Watch on YouTube ↗  |  March 19, 2026 at 14:10  |  3:21  |  Bloomberg Markets

Summary

  • The Federal Reserve is proposing to ease capital requirements for banks, aligning U.S. regulations with global Basel III standards by simplifying risk models from two to one.
  • The new framework includes standardized risk weighting methodologies for credit, equity, and operational risks, with an explicit operational risk requirement calculated based on a firm's income and expenses.
  • For global systemically important banks (G-SIBs), surcharges will be assigned in increments of 10 basis points rather than 50, simplifying risk models.
  • Projected capital requirement reductions: Category 1 and 2 banks (large Wall Street firms) down by 4.8%, Category 3 and 4 banks (regional banks) down 5.2%, and smaller banks down 7.8%.
  • Smaller banks receive the largest break because previous risk measurement models did not accurately reflect their less complex activities compared to large banks.

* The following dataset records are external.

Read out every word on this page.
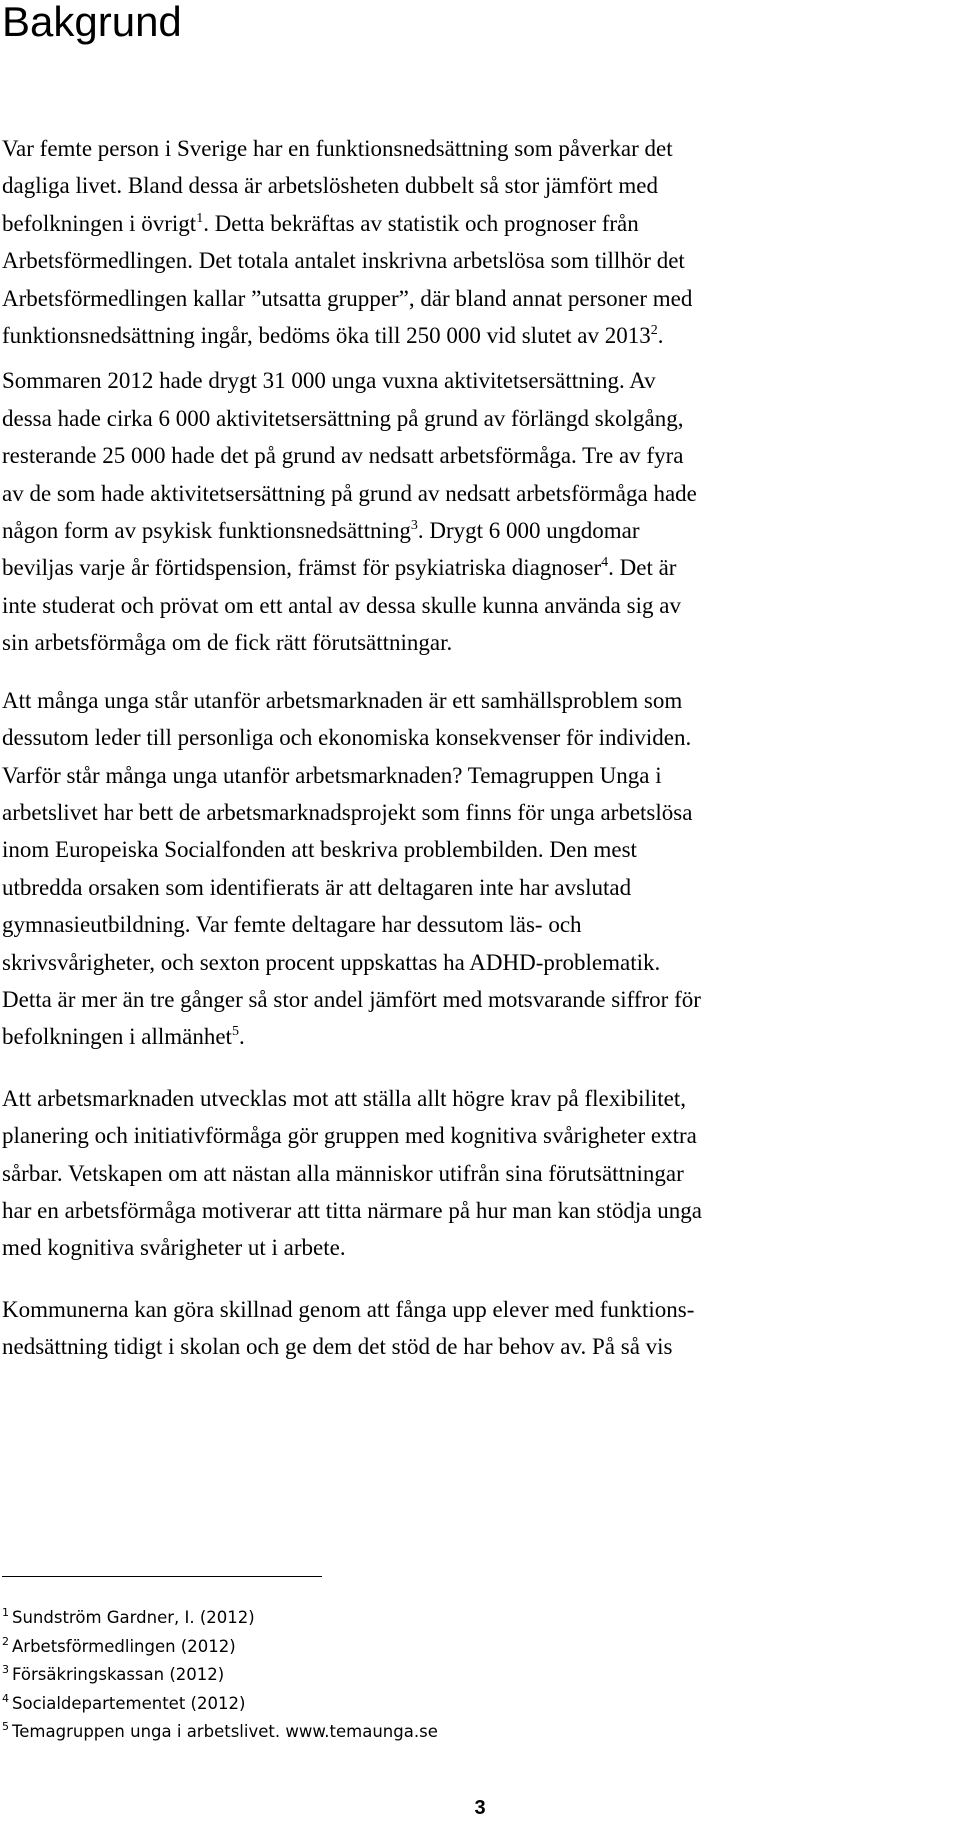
Bakgrund

Var femte person i Sverige har en funktionsnedsättning som påverkar det
dagliga livet. Bland dessa är arbetslösheten dubbelt så stor jämfört med
befolkningen i övrigt$^1$. Detta bekräftas av statistik och prognoser från
Arbetsförmedlingen. Det totala antalet inskrivna arbetslösa som tillhör det
Arbetsförmedlingen kallar ”utsatta grupper”, där bland annat personer med
funktionsnedsättning ingår, bedöms öka till 250 000 vid slutet av 2013$^2$.

Sommaren 2012 hade drygt 31 000 unga vuxna aktivitetsersättning. Av
dessa hade cirka 6 000 aktivitetsersättning på grund av förlängd skolgång,
resterande 25 000 hade det på grund av nedsatt arbetsförmåga. Tre av fyra
av de som hade aktivitetsersättning på grund av nedsatt arbetsförmåga hade
någon form av psykisk funktionsnedsättning$^3$. Drygt 6 000 ungdomar
beviljas varje år förtidspension, främst för psykiatriska diagnoser$^4$. Det är
inte studerat och prövat om ett antal av dessa skulle kunna använda sig av
sin arbetsförmåga om de fick rätt förutsättningar.

Att många unga står utanför arbetsmarknaden är ett samhällsproblem som
dessutom leder till personliga och ekonomiska konsekvenser för individen.
Varför står många unga utanför arbetsmarknaden? Temagruppen Unga i
arbetslivet har bett de arbetsmarknadsprojekt som finns för unga arbetslösa
inom Europeiska Socialfonden att beskriva problembilden. Den mest
utbredda orsaken som identifierats är att deltagaren inte har avslutad
gymnasieutbildning. Var femte deltagare har dessutom läs- och
skrivsvårigheter, och sexton procent uppskattas ha ADHD-problematik.
Detta är mer än tre gånger så stor andel jämfört med motsvarande siffror för
befolkningen i allmänhet$^5$.

Att arbetsmarknaden utvecklas mot att ställa allt högre krav på flexibilitet,
planering och initiativförmåga gör gruppen med kognitiva svårigheter extra
sårbar. Vetskapen om att nästan alla människor utifrån sina förutsättningar
har en arbetsförmåga motiverar att titta närmare på hur man kan stödja unga
med kognitiva svårigheter ut i arbete.

Kommunerna kan göra skillnad genom att fånga upp elever med funktions-
nedsättning tidigt i skolan och ge dem det stöd de har behov av. På så vis

$^1$ Sundström Gardner, I. (2012)
$^2$ Arbetsförmedlingen (2012)
$^3$ Försäkringskassan (2012)
$^4$ Socialdepartementet (2012)
$^5$ Temagruppen unga i arbetslivet. www.temaunga.se
3
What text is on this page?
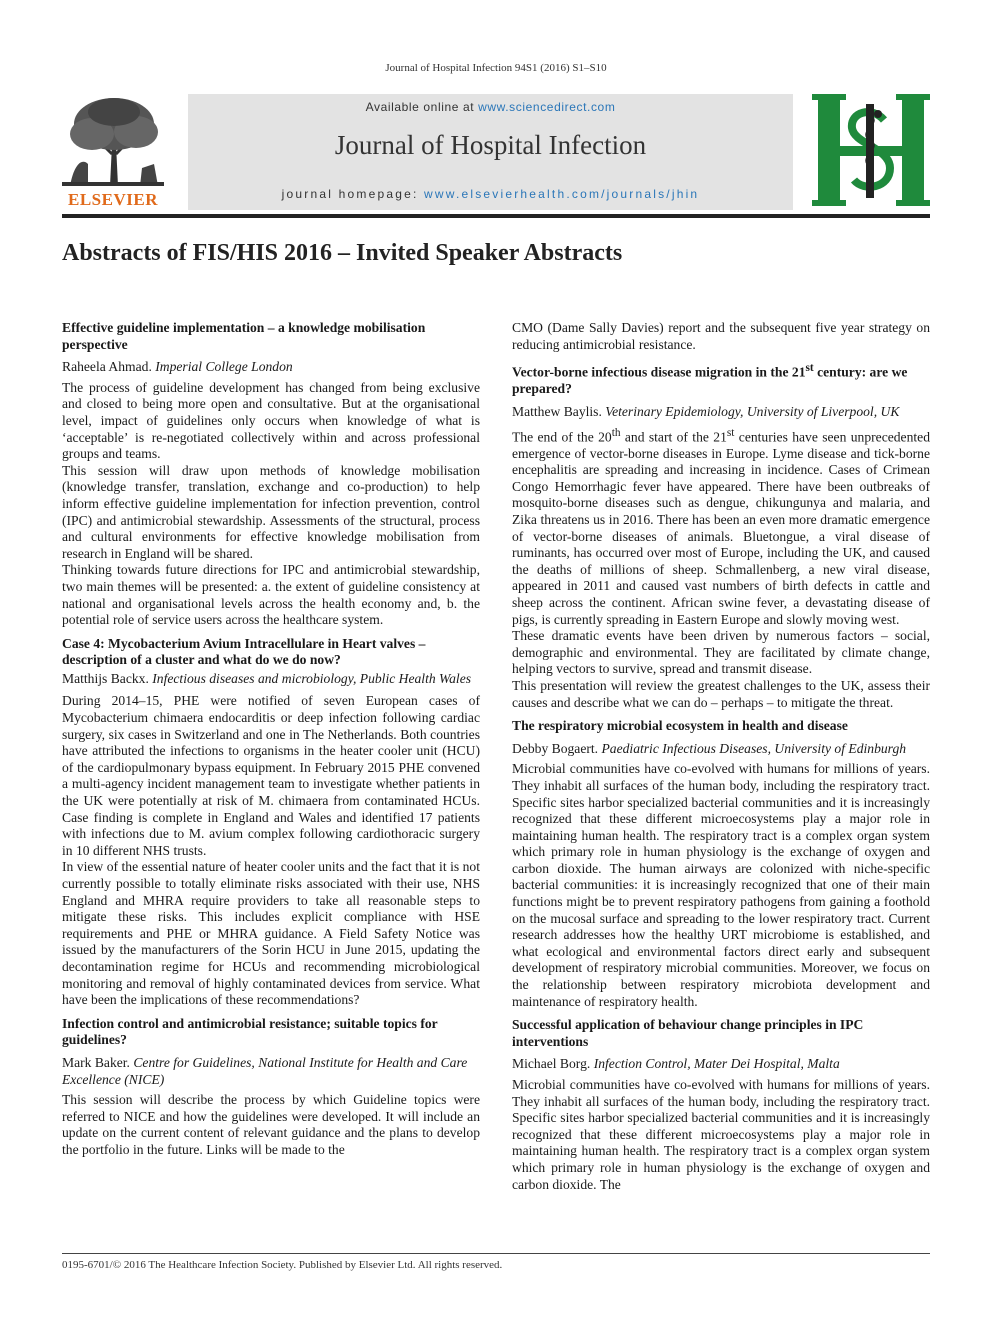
Journal of Hospital Infection 94S1 (2016) S1–S10
ELSEVIER
Available online at www.sciencedirect.com
Journal of Hospital Infection
journal homepage: www.elsevierhealth.com/journals/jhin
Abstracts of FIS/HIS 2016 – Invited Speaker Abstracts

Effective guideline implementation – a knowledge mobilisation perspective

Raheela Ahmad. Imperial College London

The process of guideline development has changed from being exclusive and closed to being more open and consultative. But at the organisational level, impact of guidelines only occurs when knowledge of what is ‘acceptable’ is re-negotiated collectively within and across professional groups and teams.

This session will draw upon methods of knowledge mobilisation (knowledge transfer, translation, exchange and co-production) to help inform effective guideline implementation for infection prevention, control (IPC) and antimicrobial stewardship. Assessments of the structural, process and cultural environments for effective knowledge mobilisation from research in England will be shared.

Thinking towards future directions for IPC and antimicrobial stewardship, two main themes will be presented: a. the extent of guideline consistency at national and organisational levels across the health economy and, b. the potential role of service users across the healthcare system.

Case 4: Mycobacterium Avium Intracellulare in Heart valves – description of a cluster and what do we do now?

Matthijs Backx. Infectious diseases and microbiology, Public Health Wales

During 2014–15, PHE were notified of seven European cases of Mycobacterium chimaera endocarditis or deep infection following cardiac surgery, six cases in Switzerland and one in The Netherlands. Both countries have attributed the infections to organisms in the heater cooler unit (HCU) of the cardiopulmonary bypass equipment. In February 2015 PHE convened a multi-agency incident management team to investigate whether patients in the UK were potentially at risk of M. chimaera from contaminated HCUs. Case finding is complete in England and Wales and identified 17 patients with infections due to M. avium complex following cardiothoracic surgery in 10 different NHS trusts.

In view of the essential nature of heater cooler units and the fact that it is not currently possible to totally eliminate risks associated with their use, NHS England and MHRA require providers to take all reasonable steps to mitigate these risks. This includes explicit compliance with HSE requirements and PHE or MHRA guidance. A Field Safety Notice was issued by the manufacturers of the Sorin HCU in June 2015, updating the decontamination regime for HCUs and recommending microbiological monitoring and removal of highly contaminated devices from service. What have been the implications of these recommendations?

Infection control and antimicrobial resistance; suitable topics for guidelines?

Mark Baker. Centre for Guidelines, National Institute for Health and Care Excellence (NICE)

This session will describe the process by which Guideline topics were referred to NICE and how the guidelines were developed. It will include an update on the current content of relevant guidance and the plans to develop the portfolio in the future. Links will be made to the

CMO (Dame Sally Davies) report and the subsequent five year strategy on reducing antimicrobial resistance.

Vector-borne infectious disease migration in the 21st century: are we prepared?

Matthew Baylis. Veterinary Epidemiology, University of Liverpool, UK

The end of the 20th and start of the 21st centuries have seen unprecedented emergence of vector-borne diseases in Europe. Lyme disease and tick-borne encephalitis are spreading and increasing in incidence. Cases of Crimean Congo Hemorrhagic fever have appeared. There have been outbreaks of mosquito-borne diseases such as dengue, chikungunya and malaria, and Zika threatens us in 2016. There has been an even more dramatic emergence of vector-borne diseases of animals. Bluetongue, a viral disease of ruminants, has occurred over most of Europe, including the UK, and caused the deaths of millions of sheep. Schmallenberg, a new viral disease, appeared in 2011 and caused vast numbers of birth defects in cattle and sheep across the continent. African swine fever, a devastating disease of pigs, is currently spreading in Eastern Europe and slowly moving west.

These dramatic events have been driven by numerous factors – social, demographic and environmental. They are facilitated by climate change, helping vectors to survive, spread and transmit disease.

This presentation will review the greatest challenges to the UK, assess their causes and describe what we can do – perhaps – to mitigate the threat.

The respiratory microbial ecosystem in health and disease

Debby Bogaert. Paediatric Infectious Diseases, University of Edinburgh

Microbial communities have co-evolved with humans for millions of years. They inhabit all surfaces of the human body, including the respiratory tract. Specific sites harbor specialized bacterial communities and it is increasingly recognized that these different microecosystems play a major role in maintaining human health. The respiratory tract is a complex organ system which primary role in human physiology is the exchange of oxygen and carbon dioxide. The human airways are colonized with niche-specific bacterial communities: it is increasingly recognized that one of their main functions might be to prevent respiratory pathogens from gaining a foothold on the mucosal surface and spreading to the lower respiratory tract. Current research addresses how the healthy URT microbiome is established, and what ecological and environmental factors direct early and subsequent development of respiratory microbial communities. Moreover, we focus on the relationship between respiratory microbiota development and maintenance of respiratory health.

Successful application of behaviour change principles in IPC interventions

Michael Borg. Infection Control, Mater Dei Hospital, Malta

Microbial communities have co-evolved with humans for millions of years. They inhabit all surfaces of the human body, including the respiratory tract. Specific sites harbor specialized bacterial communities and it is increasingly recognized that these different microecosystems play a major role in maintaining human health. The respiratory tract is a complex organ system which primary role in human physiology is the exchange of oxygen and carbon dioxide. The

0195-6701/© 2016 The Healthcare Infection Society. Published by Elsevier Ltd. All rights reserved.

  • Fed Vice Chair for Supervision Mickey Bowman asserts the changes will not reduce banking system resilience and will strengthen the overall capital framework.
  • The market reaction was muted; the KBW banking index showed no significant movement at announcement time, suggesting the news was widely anticipated and telegraphed.
  • The proposal has evolved through multiple iterations under different Fed leaders and is now out for comment before likely final implementation.
  • This regulatory easing could potentially unlock billions in capital for lending, share buybacks, and dividends, as indicated in the video description.